A couple of weeks ago I was delivering a workshop on stress.  Inevitably, part of the workshop involved a discussion of how the brain works and how, when we are under stress, our pre-frontal cortex doesn't work so well and we tend to revert to, to rely on, our unconscious thinking which isn't always reliable and will often tell us what we want to see or hear, based on what we expect, or on past experience, rather than on what is actually happening in the here and now.

This workshop involved the senior legal team from a major global investment bank, and was being hosted by a global law firm, and some of the firm's senior leaders were in the room.  I hadn't done much work with either organisation before, and certainly not to such senior folk, very few of whom I knew. I was in a room and an office I hadn't been in before and my session was part of a longer offsite day that I was joining midway, without having experienced any of the context from the rest of their work that day.  Much of that is part of the day job when delivering workshops, I know, but it all meant I was a little bit anxious, maybe a little bit stressed.

My session was being introduced by a man from the bank and a lady from the law firm, both of whom are kind and lovely and I did know them.  I know two ladies from the law firm, the one doing the intro and another.  Let's call them Mel and Sarah because, hey, I do their names as it turns out.  I didn't know Sarah was coming to the session, but I did know Mel was doing the intro.  They look nothing like each other and if I was to see either in the street I would have no problem knowing which of them it was - now that may of course prove to be a hostage to fortune.

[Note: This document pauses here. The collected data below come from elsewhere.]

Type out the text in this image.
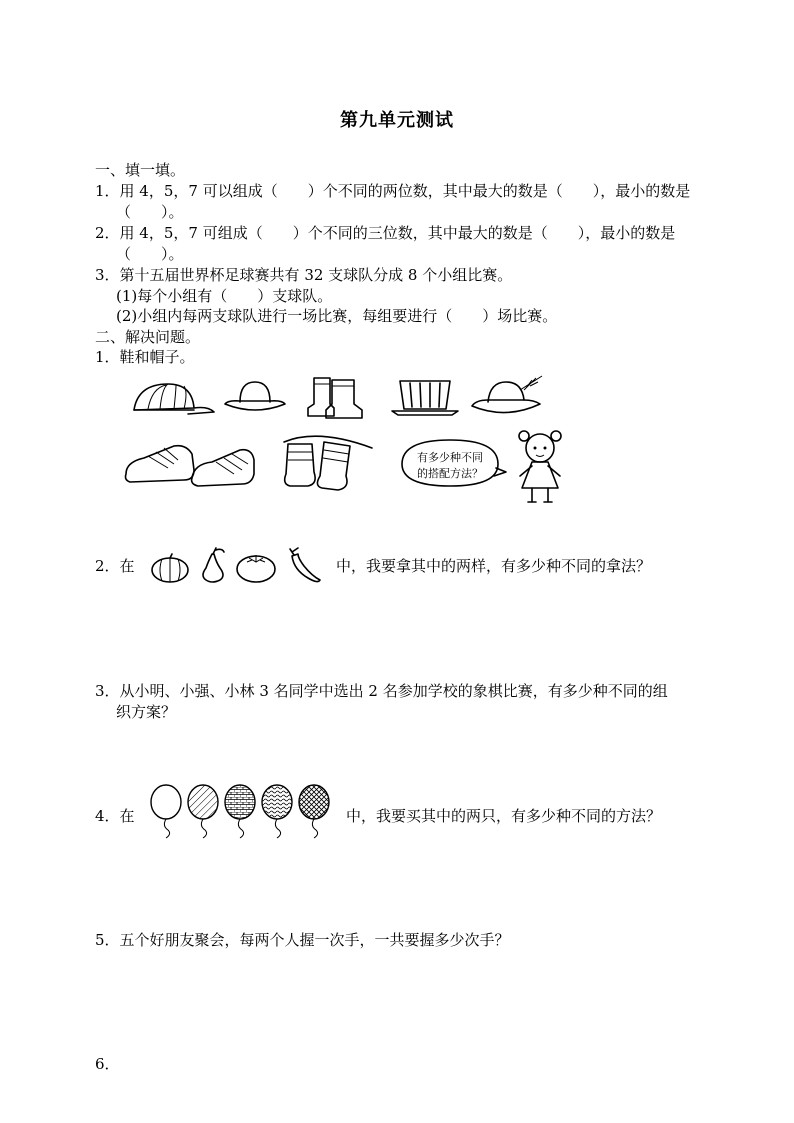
第九单元测试
一、填一填。
1．用 4，5，7 可以组成（　　）个不同的两位数，其中最大的数是（　　），最小的数是
（　　）。
2．用 4，5，7 可组成（　　）个不同的三位数，其中最大的数是（　　），最小的数是
（　　）。
3．第十五届世界杯足球赛共有 32 支球队分成 8 个小组比赛。
(1)每个小组有（　　）支球队。
(2)小组内每两支球队进行一场比赛，每组要进行（　　）场比赛。
二、解决问题。
1．鞋和帽子。
有多少种不同
的搭配方法？
2．在	中，我要拿其中的两样，有多少种不同的拿法？
3．从小明、小强、小林 3 名同学中选出 2 名参加学校的象棋比赛，有多少种不同的组
织方案？
4．在	中，我要买其中的两只，有多少种不同的方法？
5．五个好朋友聚会，每两个人握一次手，一共要握多少次手？
6．
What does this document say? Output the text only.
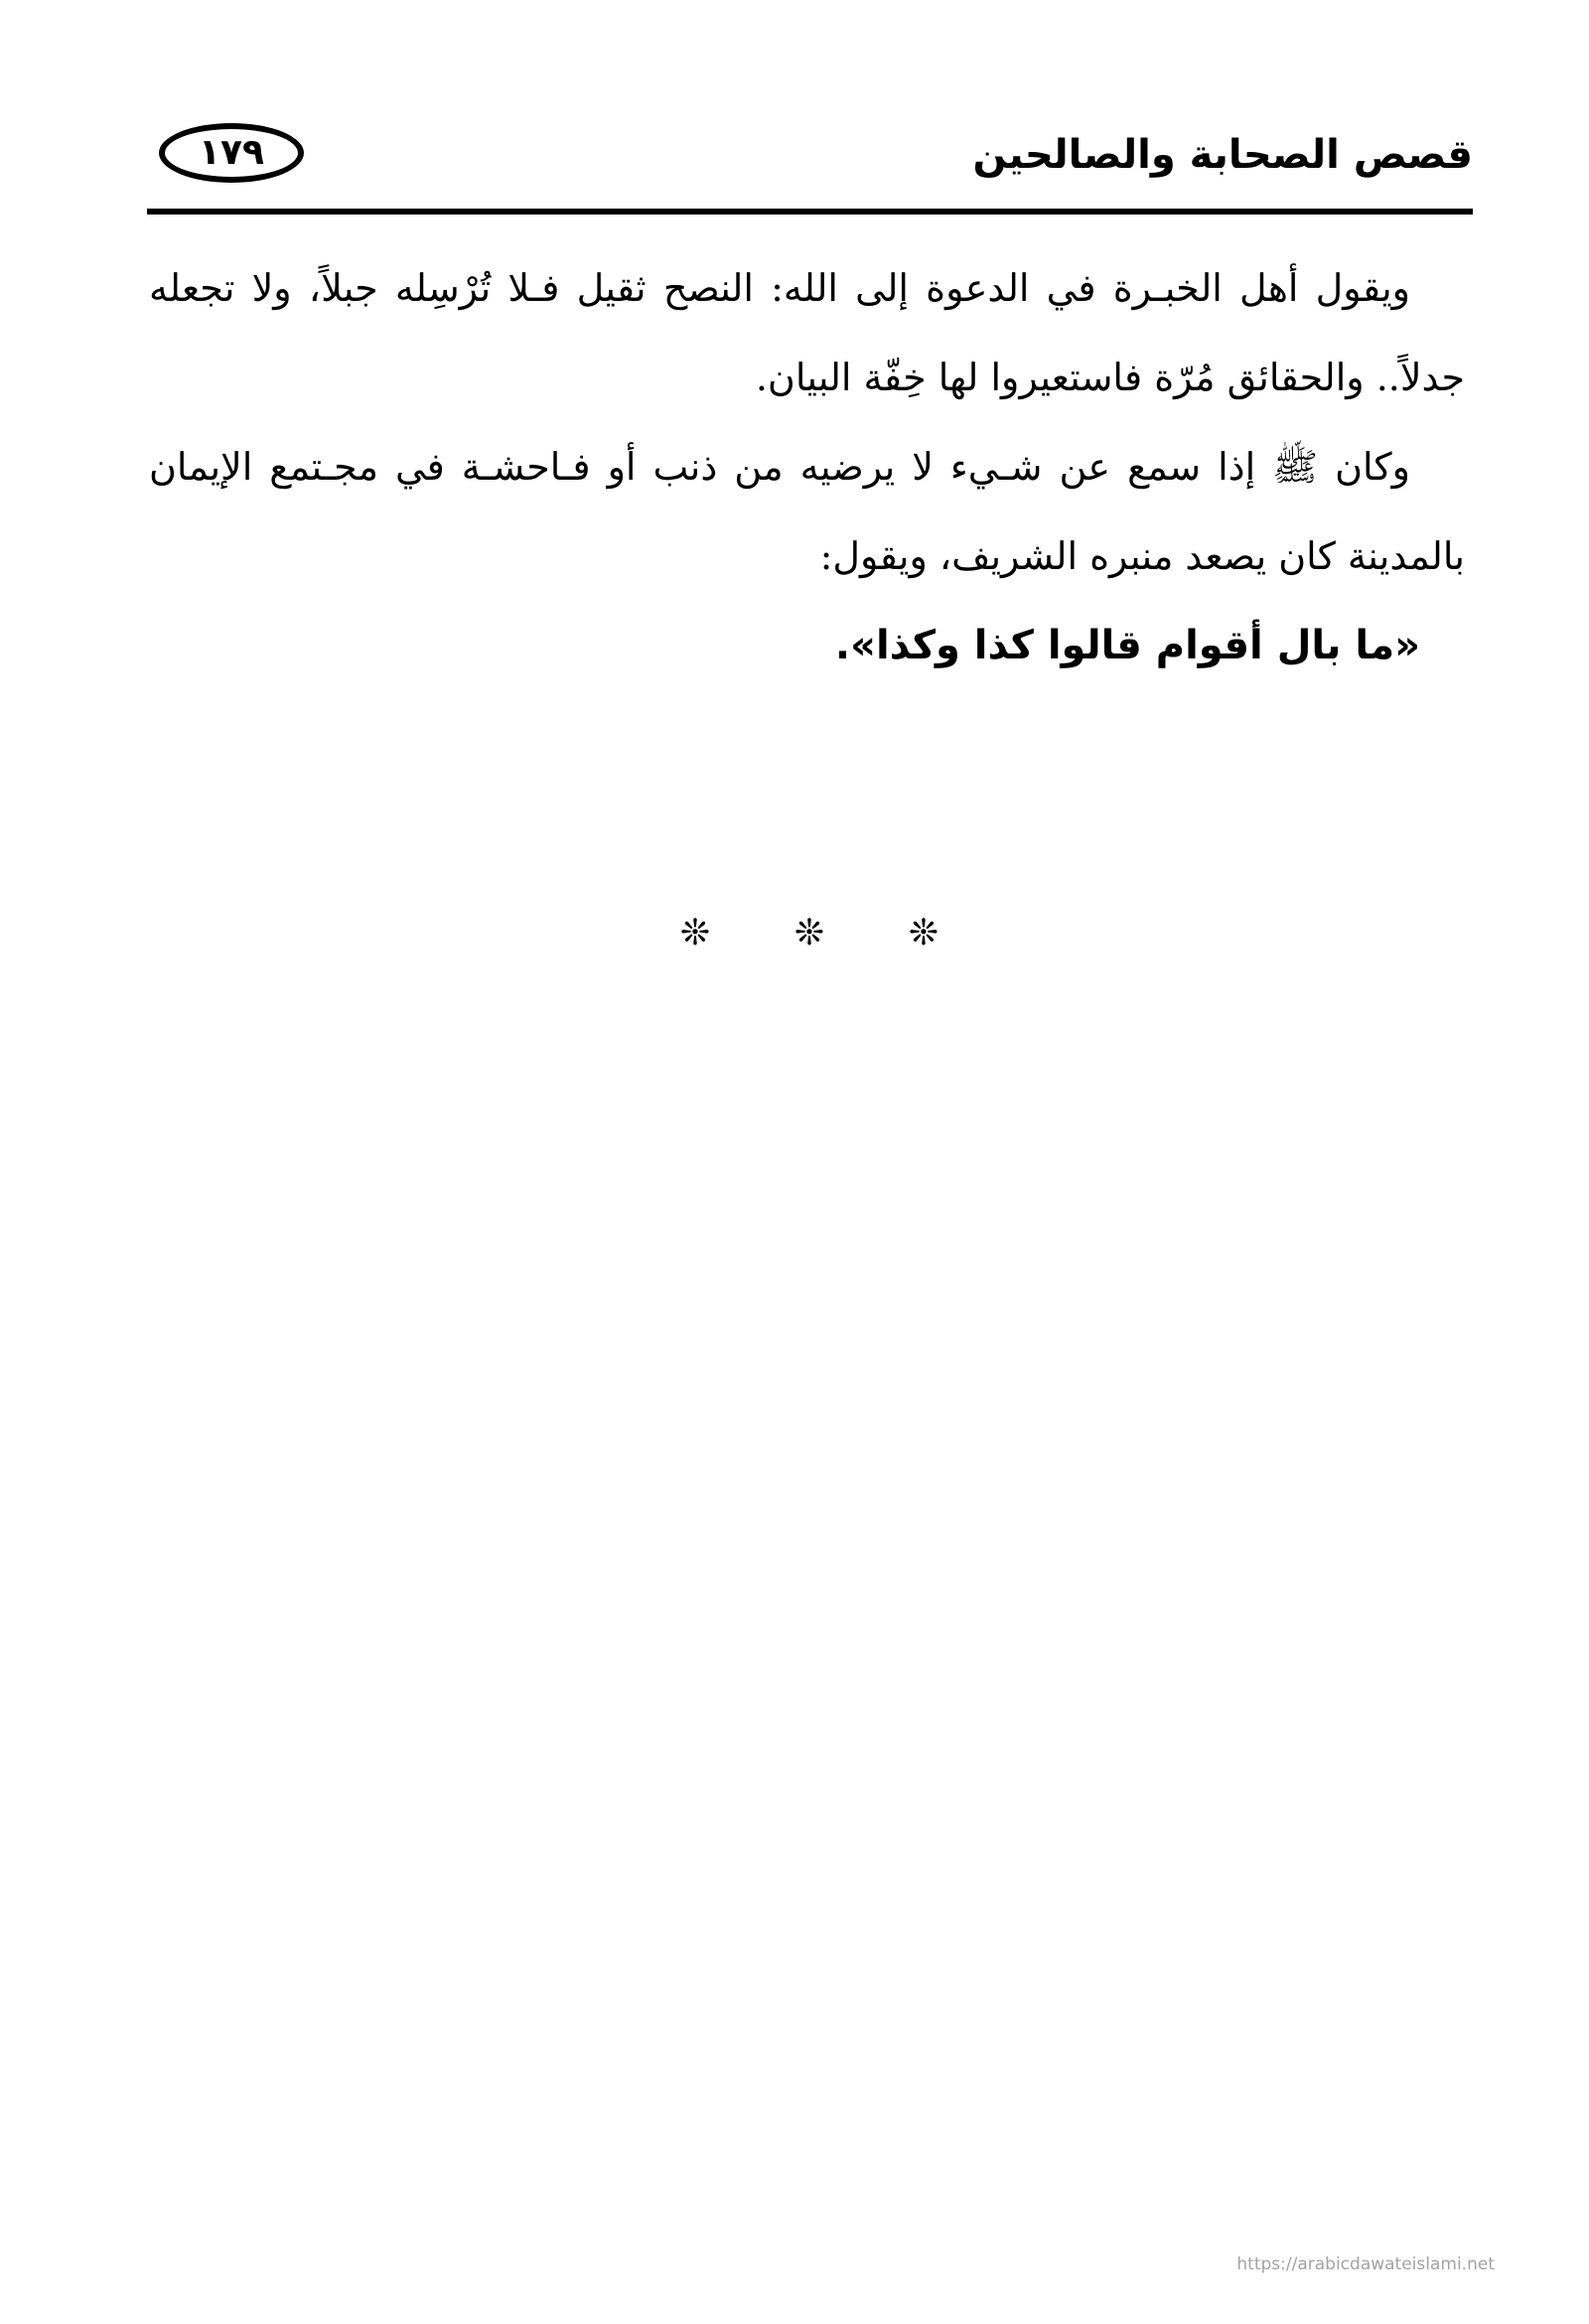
قصص الصحابة والصالحين
١٧٩

ويقول أهل الخبـرة في الدعوة إلى الله: النصح ثقيل فـلا تُرْسِله جبلاً، ولا تجعله جدلاً.. والحقائق مُرّة فاستعيروا لها خِفّة البيان.

وكان ﷺ إذا سمع عن شـيء لا يرضيه من ذنب أو فـاحشـة في مجـتمع الإيمان بالمدينة كان يصعد منبره الشريف، ويقول:

«ما بال أقوام قالوا كذا وكذا».

❊ ❊ ❊
https://arabicdawateislami.net
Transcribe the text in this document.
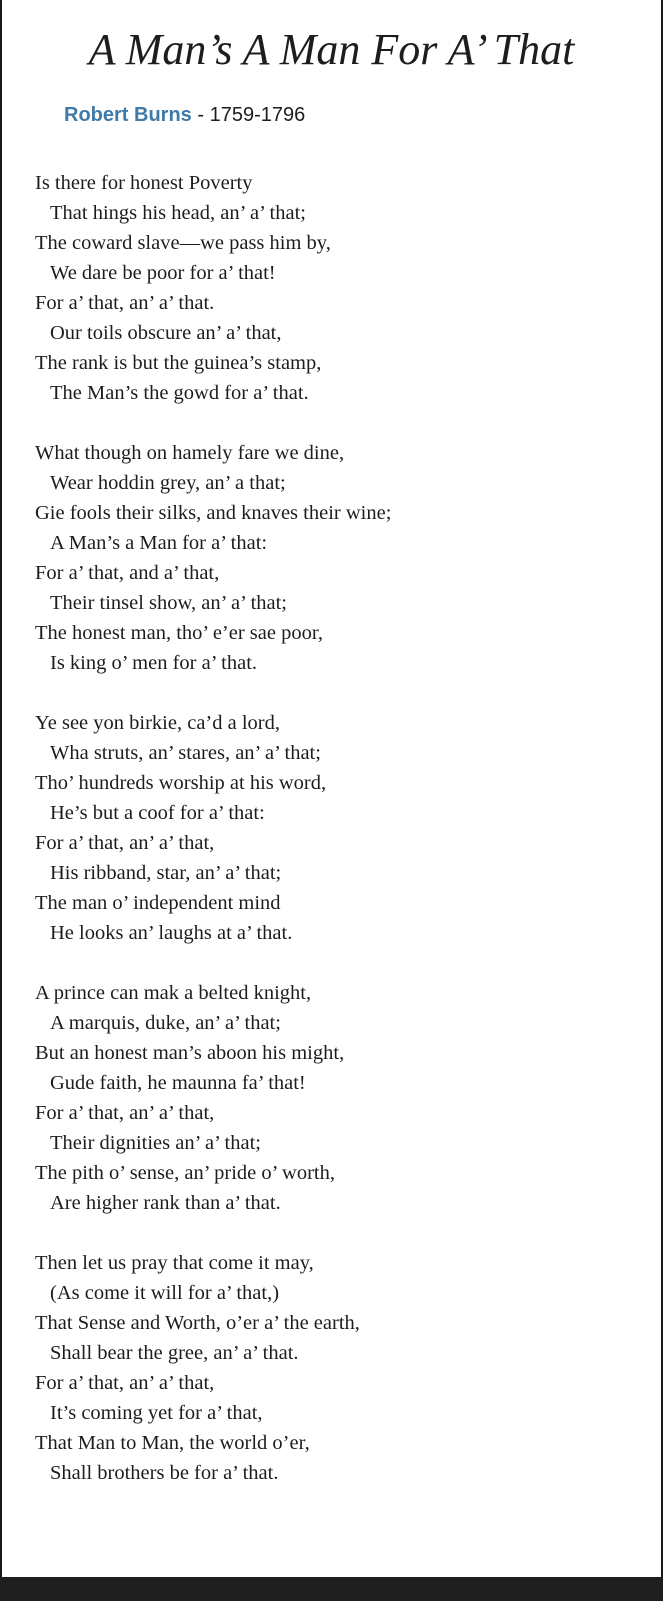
A Man’s A Man For A’ That
Robert Burns - 1759-1796
Is there for honest Poverty
That hings his head, an’ a’ that;
The coward slave—we pass him by,
We dare be poor for a’ that!
For a’ that, an’ a’ that.
Our toils obscure an’ a’ that,
The rank is but the guinea’s stamp,
The Man’s the gowd for a’ that.
What though on hamely fare we dine,
Wear hoddin grey, an’ a that;
Gie fools their silks, and knaves their wine;
A Man’s a Man for a’ that:
For a’ that, and a’ that,
Their tinsel show, an’ a’ that;
The honest man, tho’ e’er sae poor,
Is king o’ men for a’ that.
Ye see yon birkie, ca’d a lord,
Wha struts, an’ stares, an’ a’ that;
Tho’ hundreds worship at his word,
He’s but a coof for a’ that:
For a’ that, an’ a’ that,
His ribband, star, an’ a’ that;
The man o’ independent mind
He looks an’ laughs at a’ that.
A prince can mak a belted knight,
A marquis, duke, an’ a’ that;
But an honest man’s aboon his might,
Gude faith, he maunna fa’ that!
For a’ that, an’ a’ that,
Their dignities an’ a’ that;
The pith o’ sense, an’ pride o’ worth,
Are higher rank than a’ that.
Then let us pray that come it may,
(As come it will for a’ that,)
That Sense and Worth, o’er a’ the earth,
Shall bear the gree, an’ a’ that.
For a’ that, an’ a’ that,
It’s coming yet for a’ that,
That Man to Man, the world o’er,
Shall brothers be for a’ that.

We were pretty much ready to start the session but Mel had not arrived - we were waiting for her.  And in walks a lady from the law firm, and in that moment, under a bit of stress, and expecting Mel to arrive, I recognise the lady concerned and smile and say something along the lines of "Hi Mel, great to see you, we were just waiting for you to kick off the session".  Which, of course, would have been fine, had it not been Sarah standing in front of me wondering what on earth I was talking about.  My unconscious brain had told me that what I was seeing was what I was expecting to see and I got a little bit embarrassed.  Hmmm, I took a moment or two to do some breathing exercises to bring my anxiety under a bit of control and to re-engage with my pre-frontal cortex, Mel turned up, I didn't call her Sarah, and the session all went well.  

It is reassuring to know that what we talk about is true!

PS - just to be clear that I am not suffering the same thing again, I know that photo is not of me delivering a workshop, but my far more photogenic colleague Richard Thompson - I do find it is so easy to get people mixed up!